James Haig Ferguson

7 Coates Crescent, Edinburgh
The grave of James Haig Ferguson, Dean Cemetery, Ednburgh

James Haig Ferguson FRSE FRCPE PRCSE LLD (18 December 1862 – 2 May 1934) was a prominent Scottish gynaecologist. He served as President of the Royal College of Surgeons of Edinburgh 1929-31. He chaired the Central Midwives Board of Scotland. He was also a manager of Donaldson's School for the Deaf.[1] In 1929 he was a founder of the British College of Obstetricians and Gynaecologists.

In 1899 he founded the Haig Ferguson Memorial Home for unmarried mothers to give birth without chastisement. It was originally called the Lauriston Home and was renamed following his death; it closed in 1974.[2]

Life

He was born on 18 December 1862, in the manse at Fossoway (now known as Crook of Devon) the son of Elizabeth Haig of Dollarfield and Rev. William Ferguson, the local minister.[3] He was attended the Collegiate School in Edinburgh and graduated MB CM from the University of Edinburgh in 1884, receiving his MD in 1890[4].

He then worked as a Resident Surgeon under Claude Muirhead at the Edinburgh Royal Infirmary on Lauriston Place, also spending time at the Royal Hospital for Sick Children in Edinburgh, before beginning specialising in gynaecology. From 1896 he was the official Assistant Gynaecologist at Edinburgh Royal Infirmary.[1]In 1904 he was elected a Fellow of the Royal Society of Edinburgh. His proposers were Sir William Turner, Alexander Crum Brown, Sir Patrick Heron Watson (his father-in-law), and Sir John Halliday Croom.[5]

He was then living at 7 Coates Crescent in Edinburgh’s west end.[6]From 1921 he headed the gynaecology team at Edinburgh Royal Infirmary. He retired in 1927.

In 1928/9 he conducted an extended exchange of correspondence with the Russian gynaecologist Vasily Stroganov in Leningrad. These concerned translation of Stroganov’s book The Improved Prophylactic Method in the Treatment of Eclampsia (published New York, 1930).[7]

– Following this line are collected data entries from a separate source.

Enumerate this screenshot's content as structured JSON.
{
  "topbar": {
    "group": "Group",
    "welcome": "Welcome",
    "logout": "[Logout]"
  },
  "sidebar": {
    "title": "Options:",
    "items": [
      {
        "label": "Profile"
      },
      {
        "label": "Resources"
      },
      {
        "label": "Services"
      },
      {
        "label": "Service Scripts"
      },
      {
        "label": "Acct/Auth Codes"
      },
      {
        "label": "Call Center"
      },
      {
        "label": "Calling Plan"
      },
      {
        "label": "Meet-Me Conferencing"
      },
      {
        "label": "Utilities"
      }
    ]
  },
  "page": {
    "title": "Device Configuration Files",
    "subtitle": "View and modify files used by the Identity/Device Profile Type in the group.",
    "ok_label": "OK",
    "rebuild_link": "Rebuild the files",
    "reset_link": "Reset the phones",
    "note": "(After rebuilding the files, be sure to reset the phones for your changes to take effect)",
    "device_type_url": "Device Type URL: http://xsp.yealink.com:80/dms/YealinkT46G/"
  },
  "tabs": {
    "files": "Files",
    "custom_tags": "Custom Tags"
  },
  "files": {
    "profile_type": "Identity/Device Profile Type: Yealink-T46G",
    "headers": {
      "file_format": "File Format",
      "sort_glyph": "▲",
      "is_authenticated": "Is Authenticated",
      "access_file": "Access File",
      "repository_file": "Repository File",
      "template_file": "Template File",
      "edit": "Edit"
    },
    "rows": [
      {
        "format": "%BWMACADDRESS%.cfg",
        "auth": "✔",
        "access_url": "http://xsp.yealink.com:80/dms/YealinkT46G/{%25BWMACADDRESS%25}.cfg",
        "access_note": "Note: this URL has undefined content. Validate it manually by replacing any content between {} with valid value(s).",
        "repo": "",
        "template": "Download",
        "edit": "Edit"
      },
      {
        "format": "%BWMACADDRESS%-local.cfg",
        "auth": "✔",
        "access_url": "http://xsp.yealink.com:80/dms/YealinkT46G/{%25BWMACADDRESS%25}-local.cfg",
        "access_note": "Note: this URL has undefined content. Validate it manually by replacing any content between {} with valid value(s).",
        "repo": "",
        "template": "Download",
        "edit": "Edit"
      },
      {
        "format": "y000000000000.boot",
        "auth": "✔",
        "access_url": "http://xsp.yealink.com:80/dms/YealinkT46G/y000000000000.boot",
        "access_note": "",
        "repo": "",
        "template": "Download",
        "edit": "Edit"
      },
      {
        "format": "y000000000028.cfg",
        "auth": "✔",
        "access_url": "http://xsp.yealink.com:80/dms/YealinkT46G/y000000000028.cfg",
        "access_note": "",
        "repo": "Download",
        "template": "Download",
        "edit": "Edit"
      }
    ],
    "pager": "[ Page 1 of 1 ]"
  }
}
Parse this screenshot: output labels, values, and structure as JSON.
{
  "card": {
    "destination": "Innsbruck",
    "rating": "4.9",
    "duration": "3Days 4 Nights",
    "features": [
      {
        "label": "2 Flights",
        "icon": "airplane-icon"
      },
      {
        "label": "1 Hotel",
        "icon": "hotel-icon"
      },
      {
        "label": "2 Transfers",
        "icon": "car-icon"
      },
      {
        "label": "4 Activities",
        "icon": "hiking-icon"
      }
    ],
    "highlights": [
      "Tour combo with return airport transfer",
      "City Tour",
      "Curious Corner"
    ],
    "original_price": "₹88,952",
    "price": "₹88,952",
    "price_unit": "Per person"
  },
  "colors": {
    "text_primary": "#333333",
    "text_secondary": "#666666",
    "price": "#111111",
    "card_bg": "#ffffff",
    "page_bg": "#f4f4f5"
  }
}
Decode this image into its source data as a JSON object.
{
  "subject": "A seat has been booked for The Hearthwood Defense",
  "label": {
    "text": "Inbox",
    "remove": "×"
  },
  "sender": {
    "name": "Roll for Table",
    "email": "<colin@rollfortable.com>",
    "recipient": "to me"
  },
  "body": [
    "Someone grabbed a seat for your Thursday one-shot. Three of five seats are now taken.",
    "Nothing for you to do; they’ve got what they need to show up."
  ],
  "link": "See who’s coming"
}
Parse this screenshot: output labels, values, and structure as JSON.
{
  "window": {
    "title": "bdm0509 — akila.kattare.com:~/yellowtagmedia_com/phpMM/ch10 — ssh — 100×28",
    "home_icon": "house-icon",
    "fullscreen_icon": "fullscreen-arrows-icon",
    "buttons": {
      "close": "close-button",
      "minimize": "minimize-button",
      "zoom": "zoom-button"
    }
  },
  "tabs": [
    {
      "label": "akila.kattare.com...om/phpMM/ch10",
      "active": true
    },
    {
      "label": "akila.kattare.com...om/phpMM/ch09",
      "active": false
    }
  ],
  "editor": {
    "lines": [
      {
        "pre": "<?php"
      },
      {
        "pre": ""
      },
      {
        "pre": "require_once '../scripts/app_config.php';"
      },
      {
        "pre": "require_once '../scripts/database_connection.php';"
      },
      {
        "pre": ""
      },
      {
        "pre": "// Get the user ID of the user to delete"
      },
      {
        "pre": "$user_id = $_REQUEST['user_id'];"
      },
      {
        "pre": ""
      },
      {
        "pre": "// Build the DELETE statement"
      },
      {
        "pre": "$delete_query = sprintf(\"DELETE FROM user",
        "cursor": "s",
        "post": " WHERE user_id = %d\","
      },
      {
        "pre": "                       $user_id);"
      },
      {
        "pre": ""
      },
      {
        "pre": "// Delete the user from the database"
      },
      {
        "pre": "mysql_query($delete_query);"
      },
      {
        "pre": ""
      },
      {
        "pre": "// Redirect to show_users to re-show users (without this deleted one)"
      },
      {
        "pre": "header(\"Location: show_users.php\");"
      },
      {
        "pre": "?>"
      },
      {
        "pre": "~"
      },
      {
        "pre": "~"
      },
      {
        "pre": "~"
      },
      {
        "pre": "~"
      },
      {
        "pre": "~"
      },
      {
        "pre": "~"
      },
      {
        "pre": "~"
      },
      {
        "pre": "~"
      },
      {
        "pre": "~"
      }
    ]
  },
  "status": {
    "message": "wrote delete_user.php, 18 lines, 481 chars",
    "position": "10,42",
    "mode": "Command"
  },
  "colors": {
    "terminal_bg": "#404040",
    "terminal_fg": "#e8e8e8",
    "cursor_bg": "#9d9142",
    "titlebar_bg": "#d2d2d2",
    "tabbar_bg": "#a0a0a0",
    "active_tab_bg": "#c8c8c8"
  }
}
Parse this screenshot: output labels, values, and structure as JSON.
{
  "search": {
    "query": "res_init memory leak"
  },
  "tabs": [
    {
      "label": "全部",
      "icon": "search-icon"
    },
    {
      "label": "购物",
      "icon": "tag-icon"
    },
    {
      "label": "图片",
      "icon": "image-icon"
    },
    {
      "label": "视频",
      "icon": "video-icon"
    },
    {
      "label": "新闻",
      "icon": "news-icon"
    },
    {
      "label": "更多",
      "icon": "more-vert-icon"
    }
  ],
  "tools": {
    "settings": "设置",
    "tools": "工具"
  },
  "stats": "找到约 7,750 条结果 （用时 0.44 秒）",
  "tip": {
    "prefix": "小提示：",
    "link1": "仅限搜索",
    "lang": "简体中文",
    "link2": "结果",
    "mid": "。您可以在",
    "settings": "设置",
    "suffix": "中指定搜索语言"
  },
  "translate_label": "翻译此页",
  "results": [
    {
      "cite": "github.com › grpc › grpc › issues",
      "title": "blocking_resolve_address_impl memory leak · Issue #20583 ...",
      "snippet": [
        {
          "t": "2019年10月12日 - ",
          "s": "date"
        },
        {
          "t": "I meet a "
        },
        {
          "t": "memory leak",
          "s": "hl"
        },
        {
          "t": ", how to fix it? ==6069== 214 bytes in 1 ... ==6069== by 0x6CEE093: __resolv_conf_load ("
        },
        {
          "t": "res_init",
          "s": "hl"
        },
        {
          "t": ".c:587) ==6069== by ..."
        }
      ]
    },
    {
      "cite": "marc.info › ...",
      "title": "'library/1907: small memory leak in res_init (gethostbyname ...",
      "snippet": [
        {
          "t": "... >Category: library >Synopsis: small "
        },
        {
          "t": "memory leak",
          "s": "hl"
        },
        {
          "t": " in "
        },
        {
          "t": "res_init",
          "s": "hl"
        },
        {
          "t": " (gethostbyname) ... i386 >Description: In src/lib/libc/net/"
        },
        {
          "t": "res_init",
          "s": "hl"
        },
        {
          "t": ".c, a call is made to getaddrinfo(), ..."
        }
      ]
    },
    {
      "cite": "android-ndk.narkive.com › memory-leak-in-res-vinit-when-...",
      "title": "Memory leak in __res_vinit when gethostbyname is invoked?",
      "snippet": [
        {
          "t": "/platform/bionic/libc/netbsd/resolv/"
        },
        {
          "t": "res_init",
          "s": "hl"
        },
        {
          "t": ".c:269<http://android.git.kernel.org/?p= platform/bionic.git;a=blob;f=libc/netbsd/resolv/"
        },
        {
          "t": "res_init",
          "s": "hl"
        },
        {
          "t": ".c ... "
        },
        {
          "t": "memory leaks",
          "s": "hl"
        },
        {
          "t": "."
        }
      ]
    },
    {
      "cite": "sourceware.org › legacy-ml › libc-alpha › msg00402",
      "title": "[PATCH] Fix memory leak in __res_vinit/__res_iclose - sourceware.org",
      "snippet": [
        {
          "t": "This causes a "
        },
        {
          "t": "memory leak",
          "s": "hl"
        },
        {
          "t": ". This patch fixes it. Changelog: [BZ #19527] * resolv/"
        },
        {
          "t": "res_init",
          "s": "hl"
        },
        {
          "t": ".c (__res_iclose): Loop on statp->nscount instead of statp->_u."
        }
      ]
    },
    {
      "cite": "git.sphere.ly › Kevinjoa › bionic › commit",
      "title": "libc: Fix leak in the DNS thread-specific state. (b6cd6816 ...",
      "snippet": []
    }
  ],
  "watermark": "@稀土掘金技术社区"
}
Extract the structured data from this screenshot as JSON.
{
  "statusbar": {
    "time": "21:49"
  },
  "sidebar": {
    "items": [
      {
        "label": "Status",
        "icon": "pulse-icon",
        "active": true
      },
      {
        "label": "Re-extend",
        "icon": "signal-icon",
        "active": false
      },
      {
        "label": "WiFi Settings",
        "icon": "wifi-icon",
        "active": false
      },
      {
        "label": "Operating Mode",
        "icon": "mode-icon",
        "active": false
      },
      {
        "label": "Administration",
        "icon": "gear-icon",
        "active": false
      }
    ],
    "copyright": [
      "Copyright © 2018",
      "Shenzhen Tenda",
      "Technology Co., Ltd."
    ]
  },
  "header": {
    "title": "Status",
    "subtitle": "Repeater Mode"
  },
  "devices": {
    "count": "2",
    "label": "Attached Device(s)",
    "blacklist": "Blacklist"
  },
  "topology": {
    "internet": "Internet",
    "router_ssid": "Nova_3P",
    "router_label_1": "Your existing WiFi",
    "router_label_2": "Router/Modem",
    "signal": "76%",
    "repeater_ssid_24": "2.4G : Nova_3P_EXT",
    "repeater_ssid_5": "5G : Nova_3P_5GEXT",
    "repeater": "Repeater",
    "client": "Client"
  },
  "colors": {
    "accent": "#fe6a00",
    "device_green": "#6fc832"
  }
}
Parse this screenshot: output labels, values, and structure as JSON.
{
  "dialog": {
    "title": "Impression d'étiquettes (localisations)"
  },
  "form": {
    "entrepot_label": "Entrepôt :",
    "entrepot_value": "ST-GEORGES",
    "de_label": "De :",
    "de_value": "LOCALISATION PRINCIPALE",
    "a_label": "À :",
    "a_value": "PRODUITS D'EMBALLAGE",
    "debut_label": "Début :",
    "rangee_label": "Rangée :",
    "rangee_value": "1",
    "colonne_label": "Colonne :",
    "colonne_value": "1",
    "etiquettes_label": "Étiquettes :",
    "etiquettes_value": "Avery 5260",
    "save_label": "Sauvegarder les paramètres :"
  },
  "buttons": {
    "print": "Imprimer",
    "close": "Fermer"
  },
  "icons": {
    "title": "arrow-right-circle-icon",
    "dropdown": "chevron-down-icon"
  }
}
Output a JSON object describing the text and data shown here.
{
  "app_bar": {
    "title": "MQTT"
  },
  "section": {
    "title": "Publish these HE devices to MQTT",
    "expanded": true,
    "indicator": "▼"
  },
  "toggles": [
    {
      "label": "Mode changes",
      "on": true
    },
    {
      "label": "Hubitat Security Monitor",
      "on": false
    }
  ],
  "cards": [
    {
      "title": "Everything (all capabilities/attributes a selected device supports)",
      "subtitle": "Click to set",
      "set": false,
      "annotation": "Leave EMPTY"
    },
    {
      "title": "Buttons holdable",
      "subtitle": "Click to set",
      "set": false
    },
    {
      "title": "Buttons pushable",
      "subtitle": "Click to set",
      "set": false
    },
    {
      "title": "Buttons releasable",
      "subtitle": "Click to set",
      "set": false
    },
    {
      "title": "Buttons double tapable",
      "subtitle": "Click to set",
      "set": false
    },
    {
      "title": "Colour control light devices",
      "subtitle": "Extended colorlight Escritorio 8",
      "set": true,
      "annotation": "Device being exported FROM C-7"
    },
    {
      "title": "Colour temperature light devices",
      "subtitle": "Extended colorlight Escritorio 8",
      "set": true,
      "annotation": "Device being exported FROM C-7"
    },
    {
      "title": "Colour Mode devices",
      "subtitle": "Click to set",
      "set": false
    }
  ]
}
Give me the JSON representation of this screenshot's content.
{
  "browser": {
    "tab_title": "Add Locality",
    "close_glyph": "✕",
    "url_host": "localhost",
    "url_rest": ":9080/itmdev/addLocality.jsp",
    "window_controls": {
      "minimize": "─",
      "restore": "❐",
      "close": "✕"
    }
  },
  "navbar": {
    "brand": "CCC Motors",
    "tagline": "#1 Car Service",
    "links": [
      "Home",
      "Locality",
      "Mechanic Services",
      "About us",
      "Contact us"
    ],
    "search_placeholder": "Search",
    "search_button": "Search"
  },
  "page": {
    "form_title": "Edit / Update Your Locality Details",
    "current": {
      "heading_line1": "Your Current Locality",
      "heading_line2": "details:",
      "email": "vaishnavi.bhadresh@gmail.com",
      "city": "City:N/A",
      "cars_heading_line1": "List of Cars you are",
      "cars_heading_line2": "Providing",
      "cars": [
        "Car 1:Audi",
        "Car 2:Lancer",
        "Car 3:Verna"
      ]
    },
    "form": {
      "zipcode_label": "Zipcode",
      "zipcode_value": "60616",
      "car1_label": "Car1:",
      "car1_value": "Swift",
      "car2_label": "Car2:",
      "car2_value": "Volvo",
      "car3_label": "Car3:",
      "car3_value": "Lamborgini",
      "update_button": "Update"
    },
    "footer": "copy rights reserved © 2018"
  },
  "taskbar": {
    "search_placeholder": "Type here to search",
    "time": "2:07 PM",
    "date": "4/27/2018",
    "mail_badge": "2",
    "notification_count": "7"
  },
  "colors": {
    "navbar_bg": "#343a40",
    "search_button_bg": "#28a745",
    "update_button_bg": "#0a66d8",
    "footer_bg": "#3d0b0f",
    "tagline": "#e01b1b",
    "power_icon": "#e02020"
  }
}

He suffered from ill-health through most of his retiral and died at home in Coates Crescent on 2 May 1934. His funeral service took place on 4 May in St George’s Church on Charlotte Square (now West Register House). He is buried in Dean Cemetery.[8] The grave lies on the north path, near the north-east corner of the first north extension.

Publications

  • Handbook of Obstetric Nursing (1889) with Dr F W N Haultain
  • A Combined Textbook of Obstetrics and Gynaecology (1923) (co-author)

Family

In 1889 he married Penelope Gordon Watson (1863-1944), daughter of Patrick Heron Watson. They had one son, William Haig Ferguson (1891-1928), and three daughters.

References

  1. 1 2 British Medical Journal, obituaries< 12 May 1934
  2. LHSA (2 May 2016). "Haig Ferguson Memorial Home collection summary".
  3. The Dollar Magazine, September 1915
  4. Haig, Ferguson James (1890). "Study of some points in the anatomy and physiology of the uterus and ovaries in their bearings on a hitherto-undescribed variety of post-partum shock and post-partum pain".
  5. Biographical Index of Former Fellows of the Royal Society of Edinburgh 1783–2002 (PDF). The Royal Society of Edinburgh. July 2006. ISBN 0 902 198 84 X.
  6. Edinburgh and Leith Post Office Directory 1905-6
  7. "gb1538-s71 - Papers of Professor Haig Ferguson - Archives Hub".
  8. Charles Sale. "Gravestone Photographs Resource Countries index page".